ODE is
$$ y'' + 3y' + (2+\lambda)y = 0, \quad y(0) = y(L) = 0$$
To show that it is a SLP, I simply did this
$$ (e^{3x}y')' + 2e^{3x}y + \lambda e^{3x} = 0 $$
The weight function then is $w(x) = e^{3x}$
Eigenvalues of the problem are
$$ \lambda = \frac{1}{4} + \frac{n^2 \pi^2}{L}$$
I need to prove orthogonality of eigen-functions. I am confused about the relation I need yo use for this purpose, is it $\int \sin{\lambda_m x} \ \sin{\lambda_n x} \ \ dx = 0$ or $\int e^{3x}\sin{\lambda_m x} \ \sin{\lambda_n x} \ \ dx = 0$ ? Which is it and why? Thanks in advance.
Best Answer
The characteristic equation for this ODE is
$$\eta^{2}+3\eta+\left(2+\lambda\right)=0$$
with roots
$$\eta=\dfrac{-3\pm\sqrt{1-4\lambda}}{2}=\dfrac{-3\pm i\sqrt{4\lambda-1}}{2}$$
Note that I wrote this with an imaginary part because your solution must be oscillatory if you want to satisfy the boundary conditions.
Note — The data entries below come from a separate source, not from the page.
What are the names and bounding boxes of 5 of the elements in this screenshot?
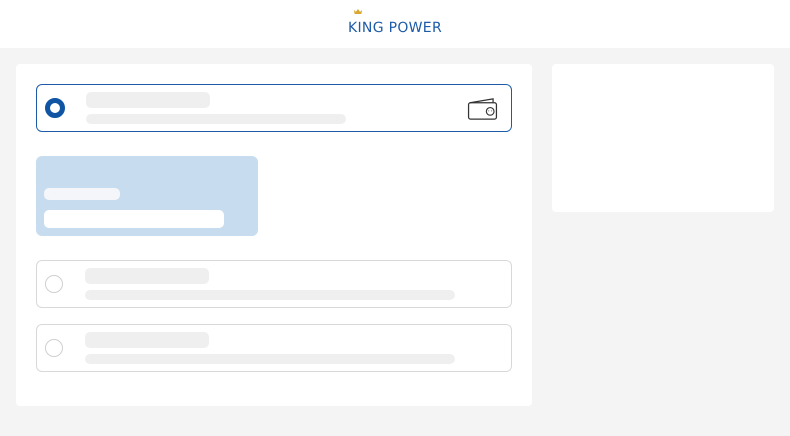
crown-icon bbox=[353, 8, 364, 14]
wallet-icon bbox=[467, 96, 498, 120]
radio-button[interactable] bbox=[45, 98, 65, 118]
payment-option[interactable] bbox=[36, 84, 512, 132]
brand-logo[interactable]: KING POWER bbox=[348, 20, 442, 36]
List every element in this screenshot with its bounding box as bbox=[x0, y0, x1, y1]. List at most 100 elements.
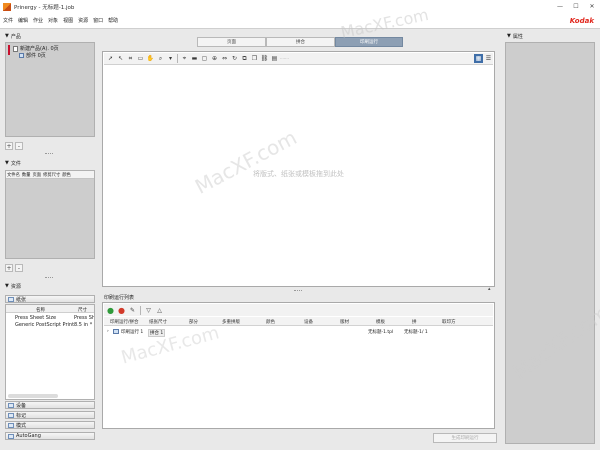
col-name[interactable]: 名称 bbox=[36, 307, 45, 313]
direct-select-icon[interactable]: ↖ bbox=[116, 54, 125, 63]
add-press-run-icon[interactable]: ● bbox=[106, 306, 115, 315]
col-color[interactable]: 颜色 bbox=[62, 172, 71, 178]
select-arrow-icon[interactable]: ➚ bbox=[106, 54, 115, 63]
col-imposed[interactable]: 拼 bbox=[412, 319, 417, 325]
col-plate[interactable]: 版材 bbox=[340, 319, 349, 325]
col-colors[interactable]: 颜色 bbox=[266, 319, 275, 325]
properties-panel bbox=[505, 42, 595, 444]
autogang-icon bbox=[8, 433, 14, 439]
menu-resources[interactable]: 资源 bbox=[78, 17, 88, 24]
sheet-name: Generic PostScript Printer bbox=[15, 322, 74, 328]
add-product-button[interactable]: + bbox=[5, 142, 13, 150]
canvas-toolbar: ➚ ↖ ⌗ ▭ ✋ ⌕ ▾ ⌖ ▬ ▢ ⊕ ⇔ ↻ ⧉ ❐ ⛓ ▤ ······… bbox=[104, 53, 493, 65]
press-run-toolbar: ● ● ✎ ▽ △ bbox=[104, 304, 493, 316]
remove-product-button[interactable]: - bbox=[15, 142, 23, 150]
col-multi-up[interactable]: 多重拼版 bbox=[222, 319, 240, 325]
tree-item-part[interactable]: 部件 0页 bbox=[19, 52, 46, 59]
measure-icon[interactable]: ⌖ bbox=[180, 54, 189, 63]
collapse-arrow-icon[interactable]: ▴ bbox=[488, 286, 491, 292]
col-section[interactable]: 部分 bbox=[189, 319, 198, 325]
ruler-icon[interactable]: ▬ bbox=[190, 54, 199, 63]
align-center-icon[interactable]: ⊕ bbox=[210, 54, 219, 63]
products-header[interactable]: ▼ 产品 bbox=[5, 32, 21, 40]
layout-icon[interactable]: ▤ bbox=[270, 54, 279, 63]
col-print-side[interactable]: 取印方 bbox=[442, 319, 456, 325]
expand-arrow-icon[interactable]: › bbox=[107, 329, 109, 334]
tree-item-part-label: 部件 0页 bbox=[26, 53, 46, 59]
list-view-icon[interactable]: ☰ bbox=[484, 54, 493, 63]
table-row[interactable]: › 印刷运行 1 拼合 1 无标题-1.tpl 无标题-1/ 1 bbox=[104, 328, 493, 337]
duplicate-icon[interactable]: ❐ bbox=[250, 54, 259, 63]
menu-help[interactable]: 帮助 bbox=[108, 17, 118, 24]
step-repeat-icon[interactable]: ⧉ bbox=[240, 54, 249, 63]
hand-icon[interactable]: ✋ bbox=[146, 54, 155, 63]
kodak-logo: Kodak bbox=[569, 16, 594, 25]
filter-icon[interactable]: ▽ bbox=[144, 306, 153, 315]
resources-tab-devices-label: 设备 bbox=[16, 402, 27, 409]
resources-tab-devices[interactable]: 设备 bbox=[5, 401, 95, 409]
list-item[interactable]: Press Sheet Size Press Sh bbox=[15, 315, 94, 321]
menu-edit[interactable]: 编辑 bbox=[18, 17, 28, 24]
zoom-dropdown-icon[interactable]: ▾ bbox=[166, 54, 175, 63]
remove-file-button[interactable]: - bbox=[15, 264, 23, 272]
minimize-button[interactable]: — bbox=[552, 3, 568, 10]
press-run-name: 印刷运行 1 bbox=[121, 330, 144, 335]
menu-file[interactable]: 文件 bbox=[3, 17, 13, 24]
zoom-icon[interactable]: ⌕ bbox=[156, 54, 165, 63]
col-sheet-size[interactable]: 纸张尺寸 bbox=[149, 319, 167, 325]
splitter-grip[interactable] bbox=[294, 290, 302, 291]
splitter-grip[interactable] bbox=[45, 277, 53, 278]
properties-header[interactable]: ▼ 属性 bbox=[507, 32, 523, 40]
remove-press-run-icon[interactable]: ● bbox=[117, 306, 126, 315]
files-table-header: 文件名 数量 页面 修剪尺寸 颜色 bbox=[6, 171, 94, 179]
horizontal-scrollbar[interactable] bbox=[8, 394, 58, 398]
tree-item-product[interactable]: 新建产品(A). 0页 bbox=[13, 45, 59, 52]
files-header[interactable]: ▼ 文件 bbox=[5, 159, 21, 167]
menu-object[interactable]: 对象 bbox=[48, 17, 58, 24]
crop-icon[interactable]: ⌗ bbox=[126, 54, 135, 63]
maximize-button[interactable]: ☐ bbox=[568, 3, 584, 10]
close-button[interactable]: ✕ bbox=[584, 3, 600, 10]
col-quantity[interactable]: 数量 bbox=[22, 172, 31, 178]
create-press-run-button[interactable]: 生成印刷运行 bbox=[433, 433, 497, 443]
title-bar: Prinergy - 无标题-1.job — ☐ ✕ bbox=[0, 0, 600, 13]
sheet-size: Press Sh bbox=[74, 315, 94, 321]
col-template[interactable]: 模板 bbox=[376, 319, 385, 325]
grid-view-icon[interactable]: ▦ bbox=[474, 54, 483, 63]
menu-job[interactable]: 作业 bbox=[33, 17, 43, 24]
splitter-grip[interactable] bbox=[45, 153, 53, 154]
resources-tab-templates[interactable]: 模式 bbox=[5, 421, 95, 429]
products-tree: 新建产品(A). 0页 部件 0页 bbox=[5, 42, 95, 137]
link-icon[interactable]: ⛓ bbox=[260, 54, 269, 63]
canvas-drop-hint: 将版式、纸张或模板拖到此处 bbox=[253, 170, 344, 178]
list-item[interactable]: Generic PostScript Printer 8.5 in * 1 bbox=[15, 322, 94, 328]
col-trim-size[interactable]: 修剪尺寸 bbox=[43, 172, 60, 178]
sheets-list-header: 名称 尺寸 bbox=[6, 305, 94, 313]
tab-pages[interactable]: 页面 bbox=[197, 37, 266, 47]
col-pages[interactable]: 页面 bbox=[32, 172, 41, 178]
menu-view[interactable]: 视图 bbox=[63, 17, 73, 24]
toolbar-separator bbox=[177, 54, 178, 63]
sheet-name: Press Sheet Size bbox=[15, 315, 57, 321]
warning-icon[interactable]: △ bbox=[155, 306, 164, 315]
rectangle-icon[interactable]: ▢ bbox=[200, 54, 209, 63]
resources-tab-autogang[interactable]: AutoGang bbox=[5, 432, 95, 440]
resources-header[interactable]: ▼ 资源 bbox=[5, 282, 21, 290]
distribute-icon[interactable]: ⇔ bbox=[220, 54, 229, 63]
resources-tab-marks[interactable]: 标记 bbox=[5, 411, 95, 419]
col-device[interactable]: 设备 bbox=[304, 319, 313, 325]
menu-window[interactable]: 窗口 bbox=[93, 17, 103, 24]
rotate-icon[interactable]: ↻ bbox=[230, 54, 239, 63]
resources-tab-sheets[interactable]: 纸张 bbox=[5, 295, 95, 303]
tab-imposition[interactable]: 拼合 bbox=[266, 37, 335, 47]
add-file-button[interactable]: + bbox=[5, 264, 13, 272]
press-run-icon bbox=[113, 329, 119, 334]
col-press-run[interactable]: 印刷运行/拼合 bbox=[110, 319, 139, 325]
page-select-icon[interactable]: ▭ bbox=[136, 54, 145, 63]
resources-tab-sheets-label: 纸张 bbox=[16, 296, 27, 303]
col-filename[interactable]: 文件名 bbox=[7, 172, 20, 178]
edit-icon[interactable]: ✎ bbox=[128, 306, 137, 315]
col-size[interactable]: 尺寸 bbox=[78, 307, 87, 313]
collapse-triangle-icon: ▼ bbox=[5, 33, 9, 39]
files-table: 文件名 数量 页面 修剪尺寸 颜色 bbox=[5, 170, 95, 259]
From the boundary condition at $x=0$ you'll get the solution is
$$y_{\lambda}=Ce^{-\frac{3}{2}x}\sin\left(\dfrac{\sqrt{4\lambda-1}}{2}x\right)$$
The factor of $e^{-\frac{3}{2}x}$ in each of those eigenfunctions will cancel with the weight in the inner product, so the orthogonality relation boils down to the orthogonality of the sine function.